States can't afford to ignore the essential information a comprehensive stress test can provide, even as questions on cost and administrative burden emerge. The good news is that public pension stress-testing models build on existing reporting practices, including annual actuarial reports and asset/liability studies. That means states aren't burdened with collecting new data and can affordably conduct the analysis even when government budgets are tight.

The Pew Charitable Trusts recently published the results of stress tests conducted on the largest government pension plans in 10 states. The report showed that plans with both low funding levels and low annual contribution rates face the real prospect of insolvency without substantial improvement to state policies and behavior.

For example, New Jersey's state pension assets could be depleted within 15 years if investment returns are materially lower than its expected annual 7.5%, and if the state doesn't follow through on recently adopted legislation to increase plan funding.
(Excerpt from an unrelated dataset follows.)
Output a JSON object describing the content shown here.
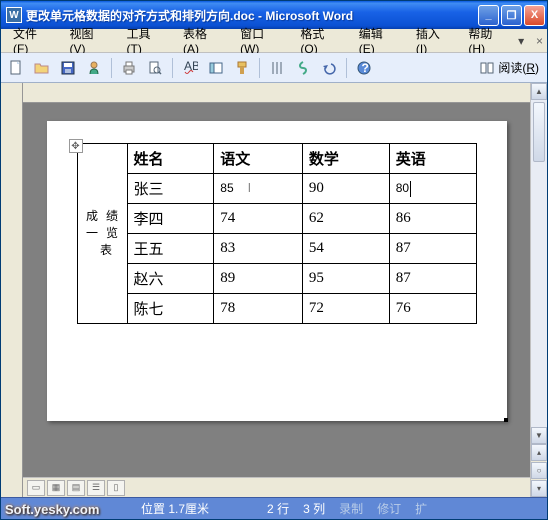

Even in the absence of fiscal distress, lower-than-projected investment returns will have long-term cost implications for state retirement systems because pension plans rely on these earnings to pay for a substantial portion of benefits.

That's the case in Connecticut, where funding for the Teachers' Retirement System is governed by the terms of a $2 billion pension obligation bond. Pew's stress test analysis shows that meeting the bond's funding requirements could force the state to more than double its contributions by 2032 if investment returns fail to exceed 5%. Last October the state passed a law requiring annual stress-test reporting of all public employee pension plans, the results of which are expected to inform a forthcoming report exploring funding strategies and policy options to stabilize finances of the teachers' plan.

Recent developments in Colorado further demonstrate that stress tests are not merely an academic exercise. In 2015, five years after Colorado implemented reforms to its Public Employees' Retirement Association, a stress test analysis on the reform's effectiveness found a 1-in-4 chance that, without policy intervention, the state's pension assets would be depleted within 20 to 30 years. Pew's analysis yielded similar results, and Colorado lawmakers recently enacted additional reforms to further shore up the fund.

While there's no one-size-fits-all solution to every issue facing public pension systems, policymakers need tools that help them understand how inevitable market fluctuations and shifts in the economic landscape will affect their retirement plans and, in turn, their budgets. It's time for all states to follow expert recommendations and mandate stress-test reporting requirements that will help quantify the risks associated with current funding plans.

Greg Mennis is director of the public sector retirement systems project for The Pew Charitable Trusts, Philadelphia. This content represents the views of the author. It was submitted and edited under P&I guidelines but is not a product of P&I's editorial team.